E ha aggiunto: "Eppure, nei settori giovanili lavoriamo bene: gli allenatori e i collaboratori sono preparati, e a livello giovanile siamo sempre competitivi, arriviamo fino alle fasi finali. Quindi alla base lavoriamo ancora bene. È nella parte alta del sistema che non funziona più nulla. Guardo le partite e vedo due, tre italiani per squadra. Anche in panchina sono per lo più stranieri. Allora qualcosa non va. Forse la legge del 10% ha creato un alibi per spendere meno, ma non è accettabile. La Federazione deve porre un rimedio: così non si può andare avanti".

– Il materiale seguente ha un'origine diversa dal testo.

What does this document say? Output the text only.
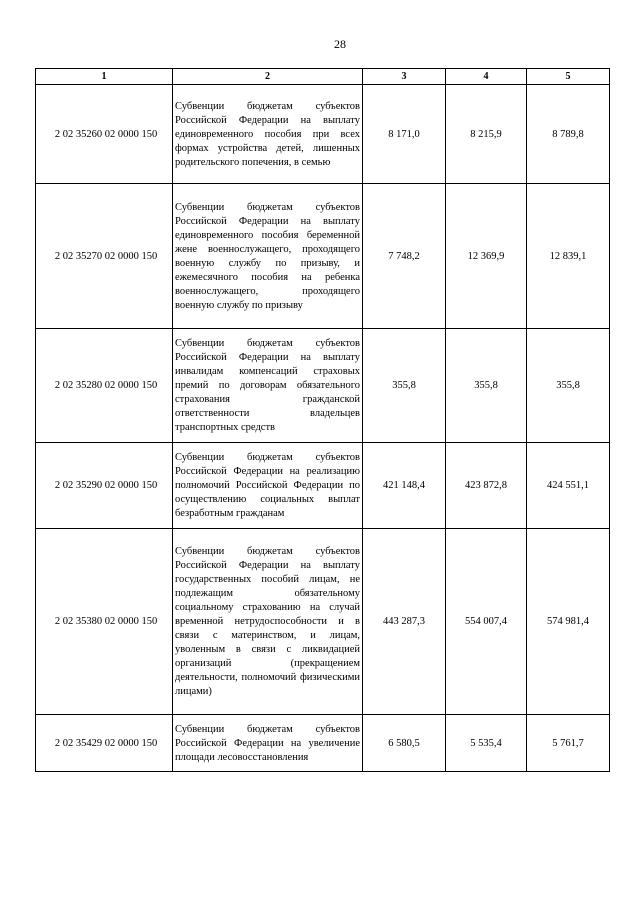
28
1	2	3	4	5
2 02 35260 02 0000 150	Субвенции бюджетам субъектов Российской Федерации на выплату единовременного пособия при всех формах устройства детей, лишенных родительского попечения, в семью	8 171,0	8 215,9	8 789,8
2 02 35270 02 0000 150	Субвенции бюджетам субъектов Российской Федерации на выплату единовременного пособия беременной жене военнослужащего, проходящего военную службу по призыву, и ежемесячного пособия на ребенка военнослужащего, проходящего военную службу по призыву	7 748,2	12 369,9	12 839,1
2 02 35280 02 0000 150	Субвенции бюджетам субъектов Российской Федерации на выплату инвалидам компенсаций страховых премий по договорам обязательного страхования гражданской ответственности владельцев транспортных средств	355,8	355,8	355,8
2 02 35290 02 0000 150	Субвенции бюджетам субъектов Российской Федерации на реализацию полномочий Российской Федерации по осуществлению социальных выплат безработным гражданам	421 148,4	423 872,8	424 551,1
2 02 35380 02 0000 150	Субвенции бюджетам субъектов Российской Федерации на выплату государственных пособий лицам, не подлежащим обязательному социальному страхованию на случай временной нетрудоспособности и в связи с материнством, и лицам, уволенным в связи с ликвидацией организаций (прекращением деятельности, полномочий физическими лицами)	443 287,3	554 007,4	574 981,4
2 02 35429 02 0000 150	Субвенции бюджетам субъектов Российской Федерации на увеличение площади лесовосстановления	6 580,5	5 535,4	5 761,7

Poi ha chiuso dicendo: "L’Europa non può porre limiti alla libera circolazione dei lavoratori, quindi tecnicamente non possiamo impedire ai club di tesserare stranieri. Detto questo, se si volesse davvero intervenire, i modi si troverebbero. Si possono fissare limiti d’età, tetti ai guadagni, criteri di trasferimento: mille soluzioni ci sarebbero, ma serve la volontà politica e federale per farlo. Oggi guardi le partite e fai fatica persino a leggere i nomi dei giocatori: sono tutti stranieri. E non è bello, perché i tifosi non si riconoscono più nelle squadre. Una volta i bambini sognavano di essere Rivera, Boninsegna… ora non hanno più punti di riferimento. Anche le figurine di una volta creavano un legame, un’identità. Oggi non c’è più niente di tutto questo: solo interessi economici. È un disastro per i giovani, che non si identificano più. Eppure, chi lavora nei settori giovanili sta facendo i salti mortali. Ma serve un sistema che li supporti, non che li lasci soli".